I stared at her. “You’re kidding, right? We’re only forty-five minutes away.” Give or take, according to the map we’d picked up about twenty miles outside of Wingate at an all-night gas station. Without our phones—Ariane had abandoned hers somewhere along the way and she’d removed the battery from mine to prevent them from tracking us—we had to go the low-tech route. No GPS or turn-by-turn directions for us. But considering that we were trying to avoid the most obvious routes into the Chicago area, the map had been more help than I’d expected.
“I don’t think this is the best way to make a first impression,” Ariane said, plucking at the dirt- and blood-smeared front of her formerly white tunic.

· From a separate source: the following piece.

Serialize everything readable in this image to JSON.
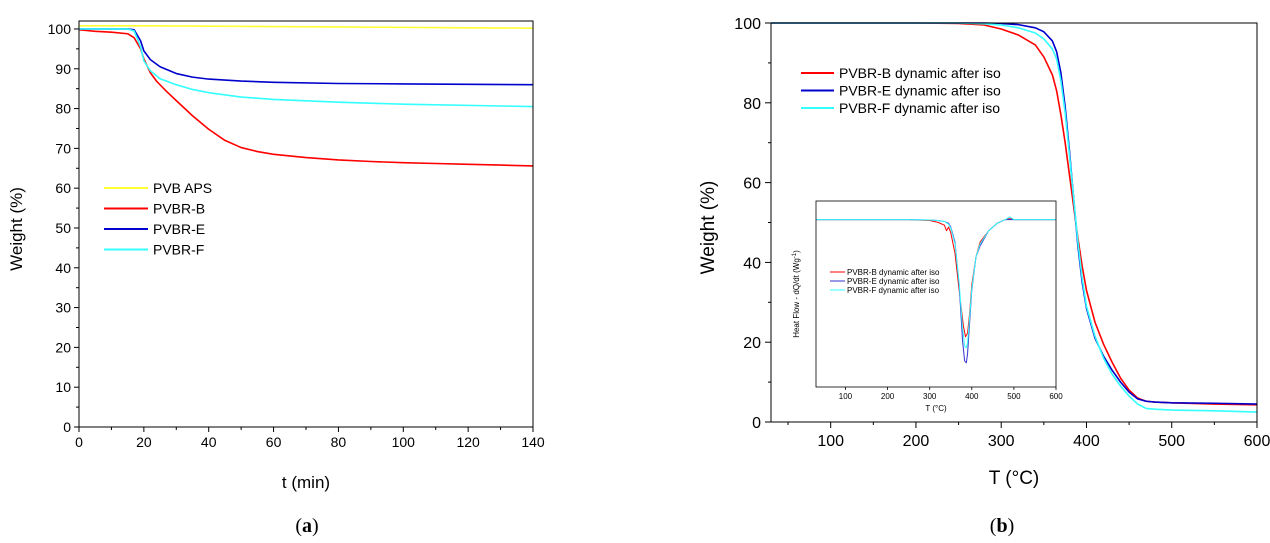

“My mom won’t care.” At least, I was pretty sure she wouldn’t, but I hadn’t seen her in more than a year. And in that time, she hadn’t once attempted to contact me, not even over e-mail, where my dad wouldn’t have known about it. I understood why she might feel she couldn’t take me with her—my dad was the chief of police and a local hero. My mom was one of the trailer-trash McDonoughs. If he’d decided to fight her on custody, there would be no question who’d win.
But to not even call? Or send a text?
I felt another sudden flash of anxiety. Maybe this was a mistake. I didn’t know exactly why she’d left. I mean, why that particular night, literally hours before my birthday? My dad claimed that she’d wanted to take me with her, but there really wasn’t much evidence to back that up.
So, we were about to knock on the door of someone who maybe didn’t even want us—well, me—there.
“Besides, it’d be better if this looked more like a surprise visit instead of us fleeing town,” Ariane was saying. “Too many questions otherwise.” She glanced over at me, her unusually dark eyes serious. I was getting used to her natural eye color. There were colored contact lenses in the emergency bag—the same type, presumably, that she’d worn every day to school—but she hadn’t bothered to put them in. I liked that. Made me feel as though she trusted me, as though I was on the inside of this secret and she wanted me there.
I realized she was looking over at me, waiting for a response.
I nodded hastily. She had a point. Explaining everything to my mom would involve either some major eye-opening revelations about the existence of life on other planets that I wasn’t sure Ariane was ready to get into or some quick talking around the facts. Either way, we hadn’t prepped for that. And my mom, no matter how much she may have changed in the last year, was not stupid.